The closest we get online to our physical actions are the decisions we make when we’re alone in an aisle of a supermarket versus when we’re among others. 

“Men will buy a pink deodorant or razor or personal care item because they trust the color pink in a man’s personal care item as an indicator of quality and care—but only if they’re alone,” said Rhodes. “Online, the pink stuff is going to sell more because they’re essentially alone in an aisle.” 

In other words, the online world is not a “cyberreality,” certainly not in the retail environment. It is a sales ecosystem with its own rules. 

Leslie Lorenz, Industry Principal, Retail GTM at Snowflake, notes that online shopping will attract those who are comfortable with “fast shopping” try-and-return sales experiences, and with one-click shopping and other variants that put a big emphasis on trust—your own and the brand’s. 

“It’s a different experience with brands that change how you actually build product into your channels. It used to be you had online and you had in-store. And online meant on your company website. Now there’s shopping on Facebook, Instagram, and more.” 

Retailers Must Approach In-store and Online Retail Differently

All of these physiological considerations, and how they affect psychology and decision-making, add up to mean retailers must separate their assumptions about in-store and online retail.
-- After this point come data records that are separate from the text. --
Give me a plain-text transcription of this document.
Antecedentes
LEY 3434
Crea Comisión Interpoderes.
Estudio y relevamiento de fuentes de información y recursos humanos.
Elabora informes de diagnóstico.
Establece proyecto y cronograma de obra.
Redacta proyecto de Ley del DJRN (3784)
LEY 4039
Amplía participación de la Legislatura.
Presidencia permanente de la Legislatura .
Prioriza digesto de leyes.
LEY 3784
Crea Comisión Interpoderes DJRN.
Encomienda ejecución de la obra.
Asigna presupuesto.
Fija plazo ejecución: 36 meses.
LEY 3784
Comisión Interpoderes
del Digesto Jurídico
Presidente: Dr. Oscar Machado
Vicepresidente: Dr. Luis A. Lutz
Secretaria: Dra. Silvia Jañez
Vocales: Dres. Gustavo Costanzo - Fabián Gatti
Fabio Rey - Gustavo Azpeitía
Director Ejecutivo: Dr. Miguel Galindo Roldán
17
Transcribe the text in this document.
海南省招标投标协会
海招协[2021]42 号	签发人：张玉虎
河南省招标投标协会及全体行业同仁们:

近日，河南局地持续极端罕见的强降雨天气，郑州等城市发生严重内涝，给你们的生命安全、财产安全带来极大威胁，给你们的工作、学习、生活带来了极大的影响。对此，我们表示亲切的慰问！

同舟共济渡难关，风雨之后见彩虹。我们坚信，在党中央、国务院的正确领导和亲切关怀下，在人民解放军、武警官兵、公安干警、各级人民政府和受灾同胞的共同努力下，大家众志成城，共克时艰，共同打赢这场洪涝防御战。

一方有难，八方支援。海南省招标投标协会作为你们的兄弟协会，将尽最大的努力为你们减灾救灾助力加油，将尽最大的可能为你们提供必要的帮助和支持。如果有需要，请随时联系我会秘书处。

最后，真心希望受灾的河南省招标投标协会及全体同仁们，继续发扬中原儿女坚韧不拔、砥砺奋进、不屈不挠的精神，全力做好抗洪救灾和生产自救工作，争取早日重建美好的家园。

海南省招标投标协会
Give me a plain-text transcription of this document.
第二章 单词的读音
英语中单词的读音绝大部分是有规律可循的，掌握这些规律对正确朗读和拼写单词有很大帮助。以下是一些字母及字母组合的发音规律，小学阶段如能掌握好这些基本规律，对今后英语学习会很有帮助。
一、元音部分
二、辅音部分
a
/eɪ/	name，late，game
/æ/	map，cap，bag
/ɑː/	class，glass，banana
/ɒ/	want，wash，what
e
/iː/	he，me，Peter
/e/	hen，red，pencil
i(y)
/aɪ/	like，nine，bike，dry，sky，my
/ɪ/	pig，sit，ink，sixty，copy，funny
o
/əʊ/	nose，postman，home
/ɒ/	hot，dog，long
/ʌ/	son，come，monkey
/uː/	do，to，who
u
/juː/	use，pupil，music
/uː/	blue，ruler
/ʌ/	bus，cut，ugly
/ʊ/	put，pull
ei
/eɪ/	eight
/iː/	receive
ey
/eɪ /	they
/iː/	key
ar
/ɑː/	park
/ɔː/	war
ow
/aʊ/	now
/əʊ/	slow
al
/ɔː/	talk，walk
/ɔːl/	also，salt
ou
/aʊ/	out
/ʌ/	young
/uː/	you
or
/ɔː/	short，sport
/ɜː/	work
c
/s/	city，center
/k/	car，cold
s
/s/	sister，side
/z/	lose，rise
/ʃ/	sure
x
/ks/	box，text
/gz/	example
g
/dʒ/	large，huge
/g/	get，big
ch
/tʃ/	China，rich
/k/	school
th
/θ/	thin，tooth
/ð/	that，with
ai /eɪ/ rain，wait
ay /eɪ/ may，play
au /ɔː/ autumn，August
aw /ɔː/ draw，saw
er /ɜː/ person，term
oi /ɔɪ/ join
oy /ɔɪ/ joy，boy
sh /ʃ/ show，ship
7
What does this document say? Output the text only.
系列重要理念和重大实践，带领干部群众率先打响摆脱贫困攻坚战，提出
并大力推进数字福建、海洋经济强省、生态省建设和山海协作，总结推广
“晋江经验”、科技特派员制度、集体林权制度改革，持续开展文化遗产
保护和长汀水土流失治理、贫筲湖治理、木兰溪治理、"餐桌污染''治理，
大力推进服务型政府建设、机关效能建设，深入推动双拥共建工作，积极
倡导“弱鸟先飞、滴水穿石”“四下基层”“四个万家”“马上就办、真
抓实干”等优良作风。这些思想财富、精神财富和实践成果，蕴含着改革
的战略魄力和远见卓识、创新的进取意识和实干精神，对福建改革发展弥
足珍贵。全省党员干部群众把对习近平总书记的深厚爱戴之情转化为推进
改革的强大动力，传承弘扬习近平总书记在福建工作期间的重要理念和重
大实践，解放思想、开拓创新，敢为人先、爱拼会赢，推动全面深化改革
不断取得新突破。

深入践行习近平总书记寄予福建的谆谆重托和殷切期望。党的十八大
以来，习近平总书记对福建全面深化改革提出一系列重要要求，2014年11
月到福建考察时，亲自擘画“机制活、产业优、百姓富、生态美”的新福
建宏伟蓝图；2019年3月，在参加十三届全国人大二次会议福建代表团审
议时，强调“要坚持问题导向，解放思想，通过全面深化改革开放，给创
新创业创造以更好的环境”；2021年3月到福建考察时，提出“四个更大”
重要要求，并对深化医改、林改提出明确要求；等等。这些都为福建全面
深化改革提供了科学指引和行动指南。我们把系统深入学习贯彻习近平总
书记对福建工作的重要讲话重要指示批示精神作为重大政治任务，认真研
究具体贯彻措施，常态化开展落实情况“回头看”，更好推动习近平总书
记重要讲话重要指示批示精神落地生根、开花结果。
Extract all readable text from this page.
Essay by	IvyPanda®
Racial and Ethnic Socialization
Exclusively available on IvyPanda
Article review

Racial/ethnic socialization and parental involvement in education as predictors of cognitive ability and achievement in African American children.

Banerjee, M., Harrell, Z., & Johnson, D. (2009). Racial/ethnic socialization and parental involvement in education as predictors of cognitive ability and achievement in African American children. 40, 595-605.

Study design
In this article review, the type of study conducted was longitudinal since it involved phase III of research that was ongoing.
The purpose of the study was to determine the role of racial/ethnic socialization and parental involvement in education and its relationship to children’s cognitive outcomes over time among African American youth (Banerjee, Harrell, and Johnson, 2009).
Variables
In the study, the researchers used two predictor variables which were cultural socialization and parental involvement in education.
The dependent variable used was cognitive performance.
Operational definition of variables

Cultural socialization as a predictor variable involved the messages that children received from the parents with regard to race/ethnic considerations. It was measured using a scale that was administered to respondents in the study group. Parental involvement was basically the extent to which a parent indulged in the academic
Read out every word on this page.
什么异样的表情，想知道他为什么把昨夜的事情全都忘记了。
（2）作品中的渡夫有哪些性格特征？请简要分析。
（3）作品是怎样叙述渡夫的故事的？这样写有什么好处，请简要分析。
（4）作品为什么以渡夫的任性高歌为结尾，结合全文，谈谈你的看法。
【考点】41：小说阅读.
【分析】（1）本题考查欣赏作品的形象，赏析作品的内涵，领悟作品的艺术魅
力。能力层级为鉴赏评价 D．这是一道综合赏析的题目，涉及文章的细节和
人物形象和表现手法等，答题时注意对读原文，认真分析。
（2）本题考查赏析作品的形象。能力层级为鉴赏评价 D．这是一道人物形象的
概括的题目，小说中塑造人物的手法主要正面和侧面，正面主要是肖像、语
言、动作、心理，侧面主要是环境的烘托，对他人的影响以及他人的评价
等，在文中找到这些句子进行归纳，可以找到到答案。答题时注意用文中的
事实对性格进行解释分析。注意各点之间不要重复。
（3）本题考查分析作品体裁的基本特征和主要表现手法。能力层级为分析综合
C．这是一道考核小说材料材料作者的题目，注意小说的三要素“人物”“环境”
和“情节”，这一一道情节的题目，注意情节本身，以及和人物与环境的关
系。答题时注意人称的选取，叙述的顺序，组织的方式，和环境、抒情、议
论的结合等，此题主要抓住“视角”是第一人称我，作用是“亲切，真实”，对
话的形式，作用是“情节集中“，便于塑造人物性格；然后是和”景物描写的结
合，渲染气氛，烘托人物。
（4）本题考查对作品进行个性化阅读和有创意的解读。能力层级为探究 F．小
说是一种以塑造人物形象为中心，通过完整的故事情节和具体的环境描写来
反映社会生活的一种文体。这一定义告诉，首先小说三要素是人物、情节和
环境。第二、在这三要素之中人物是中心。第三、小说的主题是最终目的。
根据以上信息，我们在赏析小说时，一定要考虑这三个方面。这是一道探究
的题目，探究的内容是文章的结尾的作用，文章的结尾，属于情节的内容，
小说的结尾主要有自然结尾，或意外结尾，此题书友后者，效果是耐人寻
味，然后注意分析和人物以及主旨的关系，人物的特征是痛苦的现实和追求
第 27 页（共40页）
Online retail can’t be thought of as mere pictures of the real world. Conversely, the world of their physical stores need to retain an almost neolithic sense of physical interactions, something primal. 

Sellers need to accept that their online existence is a retail space where they meet their customers, leaning far more heavily on concepts and interactions than on physicality. And their stores are a place where endcaps full of Hershey’s chocolate bars can alter a customer’s relationship with the divine, and the disposable razor aisle can be where customers find a surprising world of comfort. 

This is a world of change and will only reward those retailers who can change with it.